During the Civil War, over 6,000 Jewish Americans fought for the Union. Jewish Americans fighting in the armed forces often faced difficulties in observing the practices and rituals of their religion. In addition to facing the ridicule of their peers, they had to make do with the time and materials available for them to celebrate the Sabbath, as well as important holidays like Yom Kippur and Passover. The mainstream American press shared responsibility for perpetuating anti-semitism. While the New York "Herald" faithfully reported Jewish American Confederate spies, it failed to report Jewish American casualty lists or heroic acts.

Jewish Americans in the military faced discrimination even from the establishment itself. Rabbis were not permitted as chaplains to the thousands of Jewish Americans troops.
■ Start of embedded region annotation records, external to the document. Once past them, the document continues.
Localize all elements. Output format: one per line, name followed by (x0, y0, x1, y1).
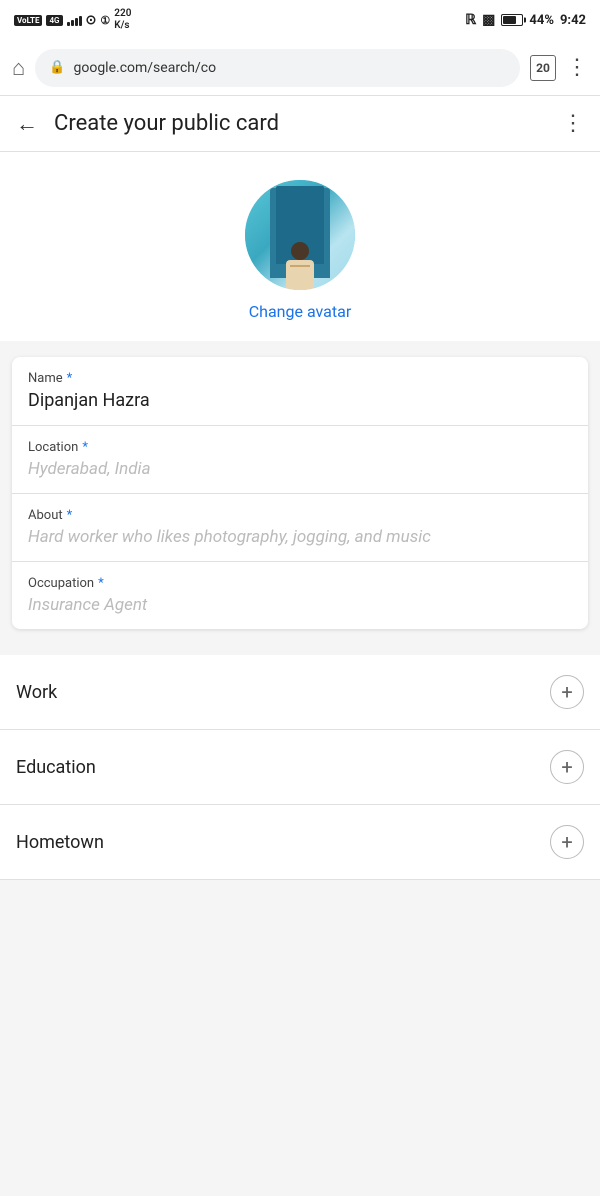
work-label: Work (16, 682, 57, 703)
hometown-label: Hometown (16, 832, 104, 853)
about-label: About * (28, 508, 572, 523)
page-title: Create your public card (54, 111, 546, 136)
about-placeholder[interactable]: Hard worker who likes photography, joggi… (28, 527, 572, 547)
work-section: Work + (0, 655, 600, 730)
browser-menu-icon[interactable]: ⋮ (566, 55, 588, 80)
page-menu-icon[interactable]: ⋮ (562, 111, 584, 136)
wifi-icon: ⊙ (86, 13, 97, 28)
sim-info: ① (100, 14, 110, 27)
bluetooth-icon: ℝ (465, 12, 476, 28)
name-value[interactable]: Dipanjan Hazra (28, 390, 572, 411)
tab-count[interactable]: 20 (530, 55, 556, 81)
location-placeholder[interactable]: Hyderabad, India (28, 459, 572, 479)
time-display: 9:42 (560, 13, 586, 28)
occupation-placeholder[interactable]: Insurance Agent (28, 595, 572, 615)
battery-percent: 44% (529, 13, 554, 28)
speed-display: 220 K/s (114, 8, 131, 32)
about-required-star: * (67, 508, 73, 523)
avatar (245, 180, 355, 290)
location-required-star: * (82, 440, 88, 455)
status-right: ℝ ▩ 44% 9:42 (465, 12, 586, 28)
occupation-required-star: * (98, 576, 104, 591)
location-label: Location * (28, 440, 572, 455)
url-text: google.com/search/co (73, 60, 216, 76)
education-label: Education (16, 757, 96, 778)
form-card: Name * Dipanjan Hazra Location * Hyderab… (12, 357, 588, 629)
network-badge: 4G (46, 15, 62, 26)
about-field[interactable]: About * Hard worker who likes photograph… (12, 494, 588, 562)
occupation-field[interactable]: Occupation * Insurance Agent (12, 562, 588, 629)
signal-icon (67, 14, 82, 26)
education-add-button[interactable]: + (550, 750, 584, 784)
battery-icon (501, 14, 523, 26)
hometown-section: Hometown + (0, 805, 600, 880)
name-label: Name * (28, 371, 572, 386)
browser-bar: ⌂ 🔒 google.com/search/co 20 ⋮ (0, 40, 600, 96)
name-required-star: * (67, 371, 73, 386)
page-header: ← Create your public card ⋮ (0, 96, 600, 152)
name-field[interactable]: Name * Dipanjan Hazra (12, 357, 588, 426)
status-left: VoLTE 4G ⊙ ① 220 K/s (14, 8, 131, 32)
location-field[interactable]: Location * Hyderabad, India (12, 426, 588, 494)
occupation-label: Occupation * (28, 576, 572, 591)
status-bar: VoLTE 4G ⊙ ① 220 K/s ℝ ▩ 44% 9:42 (0, 0, 600, 40)
back-button[interactable]: ← (16, 111, 38, 137)
lock-icon: 🔒 (49, 60, 65, 75)
hometown-add-button[interactable]: + (550, 825, 584, 859)
work-add-button[interactable]: + (550, 675, 584, 709)
url-bar[interactable]: 🔒 google.com/search/co (35, 49, 520, 87)
home-icon[interactable]: ⌂ (12, 55, 25, 81)
change-avatar-button[interactable]: Change avatar (249, 302, 351, 321)
avatar-section: Change avatar (0, 152, 600, 341)
vibrate-icon: ▩ (482, 12, 495, 28)
education-section: Education + (0, 730, 600, 805)
spacer (0, 645, 600, 655)
volte-badge: VoLTE (14, 15, 42, 26)
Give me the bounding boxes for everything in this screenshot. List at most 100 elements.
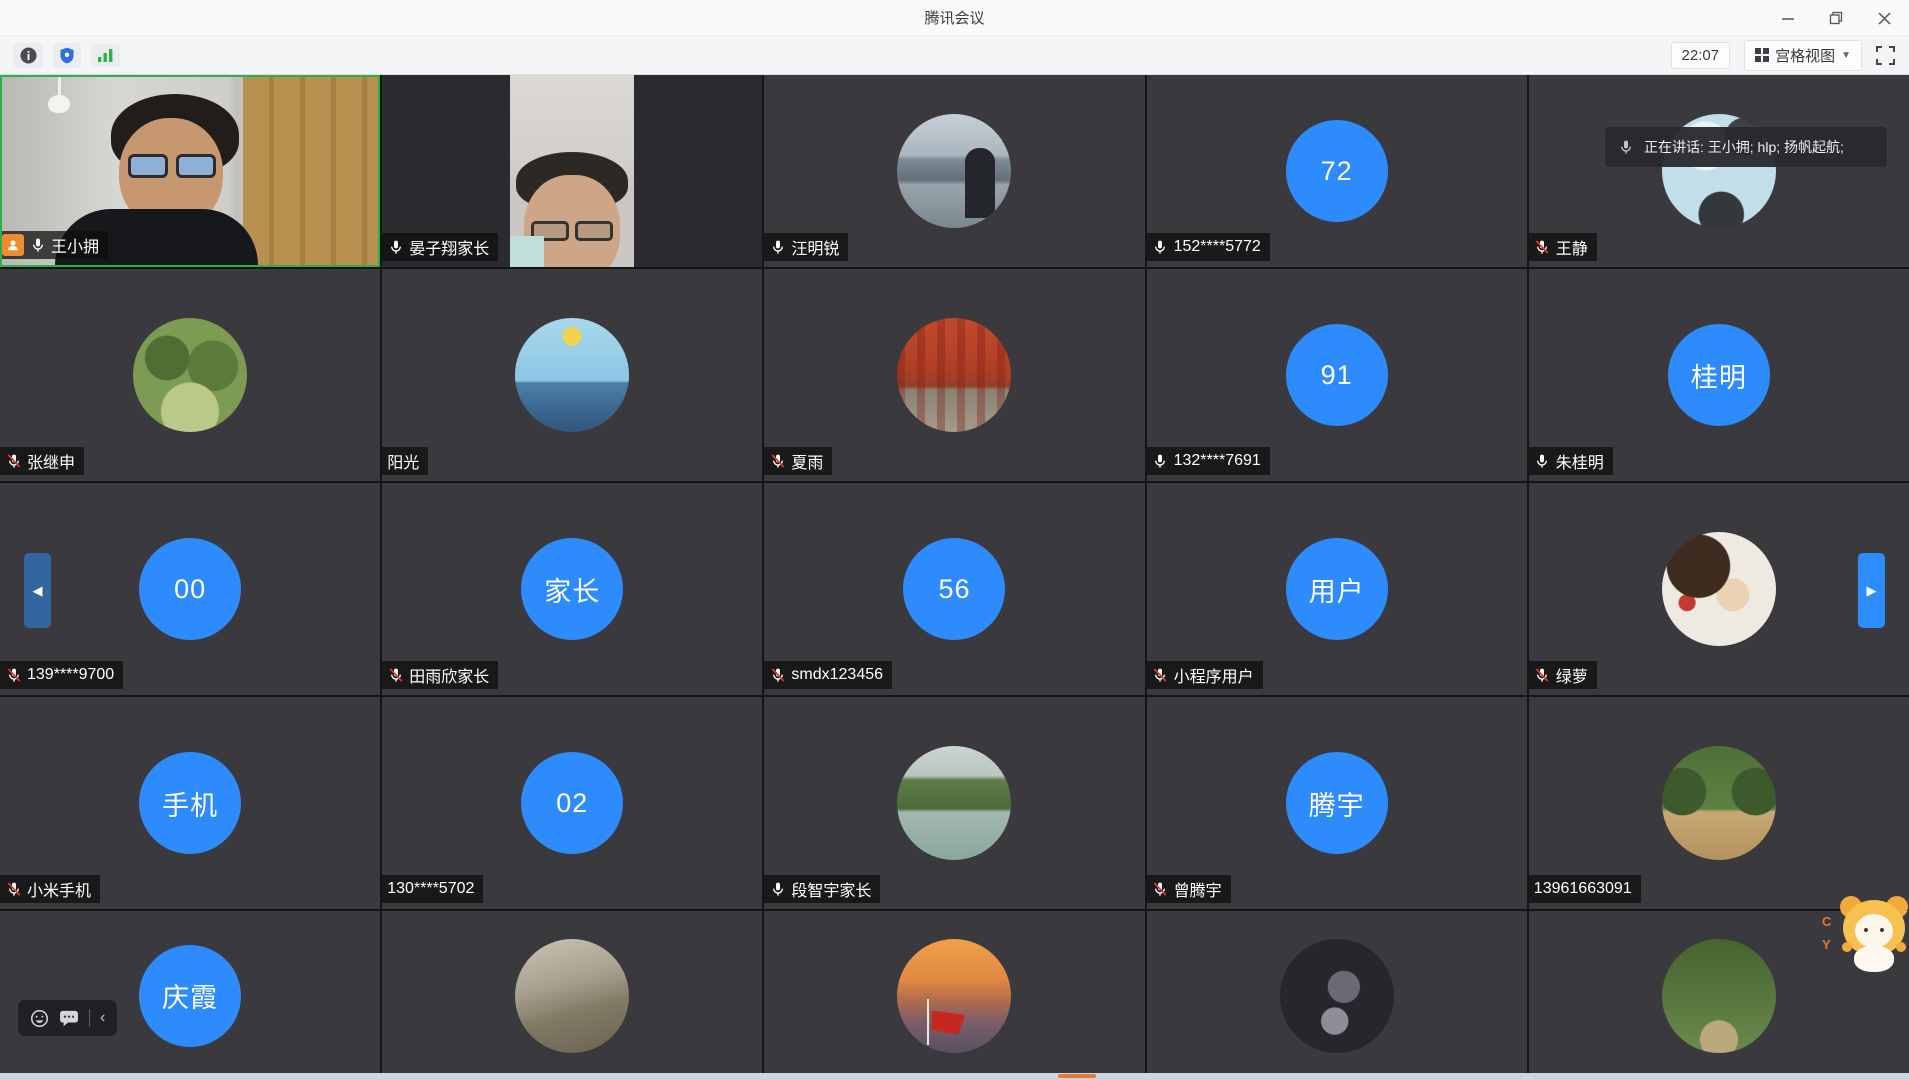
park-avatar [133,318,248,432]
mic-icon [1152,239,1169,256]
collapse-chevron-icon[interactable]: ‹ [100,1009,105,1027]
sticker-eye [1864,928,1868,932]
participant-name: 朱桂明 [1555,455,1604,472]
participant-tile[interactable]: 张继申 [0,269,381,481]
participant-tile[interactable]: 庆霞 [0,911,381,1080]
participant-label: 田雨欣家长 [382,661,499,689]
participant-label: 小程序用户 [1146,661,1263,689]
participant-name: 晏子翔家长 [409,241,490,258]
network-signal-icon[interactable] [91,43,120,67]
mountains-river-avatar [897,746,1012,860]
minimize-icon[interactable] [1777,7,1799,29]
participant-name: 152****5772 [1173,238,1261,255]
participant-name: 130****5702 [387,880,475,897]
city-avatar [897,114,1012,228]
video-person-decor [510,236,545,267]
participant-tile[interactable]: 王小拥 [0,75,381,267]
mic-muted-icon [5,453,22,470]
participant-tile[interactable] [764,911,1145,1080]
participant-tile[interactable]: 汪明锐 [764,75,1145,267]
participant-tile[interactable]: 家长田雨欣家长 [382,483,763,695]
meeting-info-icon[interactable] [14,42,43,68]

In 1861, Rabbi Arnold Fischel presented to the US Senate Committee on Military Affairs a statement, charging that "Jewish ministers [were] being by law excluded from the office of chaplain in the Army." Finally, on July 1, 1862, Congress allowed Jewish chaplains to perform their duties for the Jewish members of the US armed forces.

The most drastic act of anti-semitism during the war, however, was Gen. Ulysses S. Grant's General Order No. 11. Released in December of 1862, it stated that: "the Jews, as a class violating every regulation of trade established by the Treasury Department, are hereby expelled from the department within twenty-four hours from receipt of this order." The Jewish community raised an outcry. In January of 1863, President Lincoln wired General Halleck, who told General Grant that "the President has no objections to your expelling traitors and Jew peddlers, which, I suppose, was the object of your order, but as it is in terms [which] proscribe an entire religious class, some of whom are fighting in our ranks, the President deemed it necessary to revoke it."

President Lincoln's assassination took place during the Jewish Feast of Passover in 1865. Lincoln's efforts on behalf of Jews had touched many Jewish Americans, and they mourned his passing with the rest of the nation. In cities like New York, Boston, San Francisco and Los Angeles; Jewish Americans played prominent roles in memorial tributes to the slain President.